As many as 38 British Acts of Parliament relating to Indian railways are set to be repealed, following recommendations made by the country's influential Law Commission published on Wednesday.

The proposals for repealing up to 800 laws, some dating back many centuries, have been made by the Law Commission for England and Wales and the Scottish Law Commission in an effort to get rid of laws that were either “spent, obsolete, unnecessary or otherwise not now of practical utility.”

While many laws relate to obscure British domestic issues such as the demolition of a specific local government hall, or a 16th Century law for a local church, a significant number relate to the numerous pieces of legislation passed between 1849 and 1942 that were key to the construction of various railway lines across India during British rule.

The report and consultation document which preceded it provide an interesting historical account of the development of the railway system, and the shifting roles of the state and private enterprise, and what “in the consultation – it describes as the nationalisation of the railway system by a protracted process of piecemeal acquisition and direct build.” The legislation include laws such as the 1897 Assam Railways and Trading Company Act, “ which allowed the company to deem certain classes of shares fully paid-up, to arrange an orderly distribution of proceeds in the event that the government exercised its purchase option, and to reduce the company's capital when shares were paid off.

The assets of the company were acquired by the government in 1945, and though the company itself had no rail operating assets in India, it continued to exist as a non-trading company, part of Duncan Macneill Group, a UK-based firm. Others include the Great Indian Peninsula Railway Company Act of 1849, facilitating the creation of a rail network linking Mumbai with other parts of the country, and the Madras Railway Act of 1853, authorising the formation of a company to build and maintain an “experimental line of railway” between Chennai and the West Coast.
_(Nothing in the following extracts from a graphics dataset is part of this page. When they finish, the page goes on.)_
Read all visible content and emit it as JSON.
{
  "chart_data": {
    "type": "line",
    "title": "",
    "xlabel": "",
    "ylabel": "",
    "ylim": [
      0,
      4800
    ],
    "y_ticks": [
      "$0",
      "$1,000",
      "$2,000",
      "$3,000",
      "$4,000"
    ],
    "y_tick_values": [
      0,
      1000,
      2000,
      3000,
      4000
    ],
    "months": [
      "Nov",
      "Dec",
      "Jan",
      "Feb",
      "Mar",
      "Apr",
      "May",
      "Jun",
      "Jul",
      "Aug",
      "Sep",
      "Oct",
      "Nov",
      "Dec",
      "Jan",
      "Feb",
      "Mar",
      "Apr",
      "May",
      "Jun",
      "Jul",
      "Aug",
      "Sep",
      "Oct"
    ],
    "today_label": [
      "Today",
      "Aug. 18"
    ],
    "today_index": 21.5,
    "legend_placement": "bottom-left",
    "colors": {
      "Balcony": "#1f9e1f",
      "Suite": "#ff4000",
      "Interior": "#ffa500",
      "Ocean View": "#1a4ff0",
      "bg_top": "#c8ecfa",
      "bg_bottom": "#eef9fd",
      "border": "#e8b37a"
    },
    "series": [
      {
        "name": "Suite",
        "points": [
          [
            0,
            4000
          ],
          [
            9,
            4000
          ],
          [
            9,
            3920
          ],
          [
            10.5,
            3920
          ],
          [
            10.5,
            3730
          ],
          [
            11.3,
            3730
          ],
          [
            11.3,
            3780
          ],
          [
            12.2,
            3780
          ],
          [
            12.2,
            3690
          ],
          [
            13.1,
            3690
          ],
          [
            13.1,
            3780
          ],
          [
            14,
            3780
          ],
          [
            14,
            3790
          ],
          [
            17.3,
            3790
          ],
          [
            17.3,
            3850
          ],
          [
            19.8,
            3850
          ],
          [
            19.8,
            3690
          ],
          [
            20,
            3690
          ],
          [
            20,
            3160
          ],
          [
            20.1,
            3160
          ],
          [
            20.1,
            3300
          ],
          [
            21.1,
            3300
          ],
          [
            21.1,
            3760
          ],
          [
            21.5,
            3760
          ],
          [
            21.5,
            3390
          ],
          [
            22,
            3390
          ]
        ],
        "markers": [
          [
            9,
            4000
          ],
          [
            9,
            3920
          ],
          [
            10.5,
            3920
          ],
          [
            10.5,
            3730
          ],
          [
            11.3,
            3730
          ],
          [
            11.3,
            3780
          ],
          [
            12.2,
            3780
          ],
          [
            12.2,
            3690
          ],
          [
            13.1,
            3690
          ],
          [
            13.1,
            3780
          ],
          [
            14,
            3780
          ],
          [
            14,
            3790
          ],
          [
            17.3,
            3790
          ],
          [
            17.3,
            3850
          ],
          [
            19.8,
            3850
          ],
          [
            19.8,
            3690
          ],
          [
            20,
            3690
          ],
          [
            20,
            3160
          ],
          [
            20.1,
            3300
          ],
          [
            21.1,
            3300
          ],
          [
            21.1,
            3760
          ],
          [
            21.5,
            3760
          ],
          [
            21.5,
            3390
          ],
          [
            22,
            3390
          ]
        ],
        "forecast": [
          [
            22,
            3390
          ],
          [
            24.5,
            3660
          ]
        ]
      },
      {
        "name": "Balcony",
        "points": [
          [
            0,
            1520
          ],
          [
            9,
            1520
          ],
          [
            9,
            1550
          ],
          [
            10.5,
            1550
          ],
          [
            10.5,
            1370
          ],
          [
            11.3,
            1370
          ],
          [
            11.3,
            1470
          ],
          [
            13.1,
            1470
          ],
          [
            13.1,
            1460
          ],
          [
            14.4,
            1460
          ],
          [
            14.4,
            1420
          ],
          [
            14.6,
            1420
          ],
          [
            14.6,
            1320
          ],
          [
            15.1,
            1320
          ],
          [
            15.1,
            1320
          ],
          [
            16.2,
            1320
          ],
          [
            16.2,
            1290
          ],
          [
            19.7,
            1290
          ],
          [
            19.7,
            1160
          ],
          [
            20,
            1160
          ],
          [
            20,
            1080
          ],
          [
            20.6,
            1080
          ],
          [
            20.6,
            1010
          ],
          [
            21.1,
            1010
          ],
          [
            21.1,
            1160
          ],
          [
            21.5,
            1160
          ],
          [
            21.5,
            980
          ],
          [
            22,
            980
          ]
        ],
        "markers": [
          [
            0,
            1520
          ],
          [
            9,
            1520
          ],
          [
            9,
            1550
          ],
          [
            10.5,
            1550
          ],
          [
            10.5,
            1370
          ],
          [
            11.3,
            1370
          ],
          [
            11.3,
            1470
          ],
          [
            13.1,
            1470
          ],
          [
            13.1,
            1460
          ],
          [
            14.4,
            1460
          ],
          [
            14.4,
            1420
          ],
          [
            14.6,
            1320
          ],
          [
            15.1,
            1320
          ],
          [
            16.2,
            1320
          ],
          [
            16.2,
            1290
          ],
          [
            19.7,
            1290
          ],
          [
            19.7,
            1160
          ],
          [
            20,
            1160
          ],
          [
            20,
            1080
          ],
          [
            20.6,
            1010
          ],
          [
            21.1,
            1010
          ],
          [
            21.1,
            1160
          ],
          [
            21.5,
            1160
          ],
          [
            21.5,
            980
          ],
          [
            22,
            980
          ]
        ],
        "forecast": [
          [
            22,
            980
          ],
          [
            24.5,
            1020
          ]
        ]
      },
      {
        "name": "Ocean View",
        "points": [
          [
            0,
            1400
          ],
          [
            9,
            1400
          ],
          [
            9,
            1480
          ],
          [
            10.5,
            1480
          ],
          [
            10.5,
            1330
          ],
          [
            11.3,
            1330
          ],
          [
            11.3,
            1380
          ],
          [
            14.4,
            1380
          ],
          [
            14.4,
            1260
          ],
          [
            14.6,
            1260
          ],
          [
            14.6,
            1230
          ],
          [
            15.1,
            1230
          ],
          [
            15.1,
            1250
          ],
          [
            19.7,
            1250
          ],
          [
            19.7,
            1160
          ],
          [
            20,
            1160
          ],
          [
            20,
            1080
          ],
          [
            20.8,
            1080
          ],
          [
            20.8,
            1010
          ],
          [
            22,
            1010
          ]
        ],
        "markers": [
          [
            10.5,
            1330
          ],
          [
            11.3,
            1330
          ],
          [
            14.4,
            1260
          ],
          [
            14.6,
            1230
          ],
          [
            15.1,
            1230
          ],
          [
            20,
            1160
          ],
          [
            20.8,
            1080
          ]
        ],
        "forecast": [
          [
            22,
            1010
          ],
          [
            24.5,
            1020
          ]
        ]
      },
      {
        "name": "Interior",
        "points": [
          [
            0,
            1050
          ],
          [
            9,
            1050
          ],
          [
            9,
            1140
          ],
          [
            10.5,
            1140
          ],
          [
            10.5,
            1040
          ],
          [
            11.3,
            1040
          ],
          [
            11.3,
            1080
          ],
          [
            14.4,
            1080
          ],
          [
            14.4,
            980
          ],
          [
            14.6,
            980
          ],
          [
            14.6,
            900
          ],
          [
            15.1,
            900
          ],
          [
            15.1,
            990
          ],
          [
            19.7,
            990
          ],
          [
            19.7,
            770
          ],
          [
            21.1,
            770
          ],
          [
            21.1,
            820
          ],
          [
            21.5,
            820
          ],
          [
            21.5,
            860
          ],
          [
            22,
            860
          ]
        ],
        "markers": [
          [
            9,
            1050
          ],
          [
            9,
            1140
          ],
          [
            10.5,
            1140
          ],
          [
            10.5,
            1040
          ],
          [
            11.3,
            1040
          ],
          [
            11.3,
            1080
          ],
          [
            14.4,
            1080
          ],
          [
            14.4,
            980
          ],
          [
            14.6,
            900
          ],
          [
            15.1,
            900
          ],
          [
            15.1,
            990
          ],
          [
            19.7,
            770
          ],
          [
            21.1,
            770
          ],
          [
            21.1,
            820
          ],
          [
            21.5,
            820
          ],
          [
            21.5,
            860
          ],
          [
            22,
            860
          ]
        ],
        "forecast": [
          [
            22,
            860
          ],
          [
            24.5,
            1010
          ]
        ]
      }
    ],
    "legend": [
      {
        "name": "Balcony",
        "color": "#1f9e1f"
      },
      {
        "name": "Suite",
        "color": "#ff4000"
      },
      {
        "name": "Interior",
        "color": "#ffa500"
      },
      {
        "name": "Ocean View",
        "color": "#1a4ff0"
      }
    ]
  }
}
The Law Commission initiated a consultation on the Indian Railways-related laws in 2007, including a consultation with Indian authorities. A spokesperson for the commission said that the current list of repeal recommendations in the law encompassed all known laws relating to Indian railways.

The recommendations will be passed on to Britain's Ministry of Justice and will then go through a parliamentary process of approval before the Acts can be appealed.

The latest repeals report is the 19th so far to be published by the Law Commission, an influential body made up of senior judges and lawyers, charged with ensuring that Britain's laws are “fair, modern, simple and as cost effective as possible.”

“Getting rid of statutory dead wood helps to simplify and modernise our law, making it more intelligible,” said Sir James Munby, Chairman of the Law Commission of England and Wales.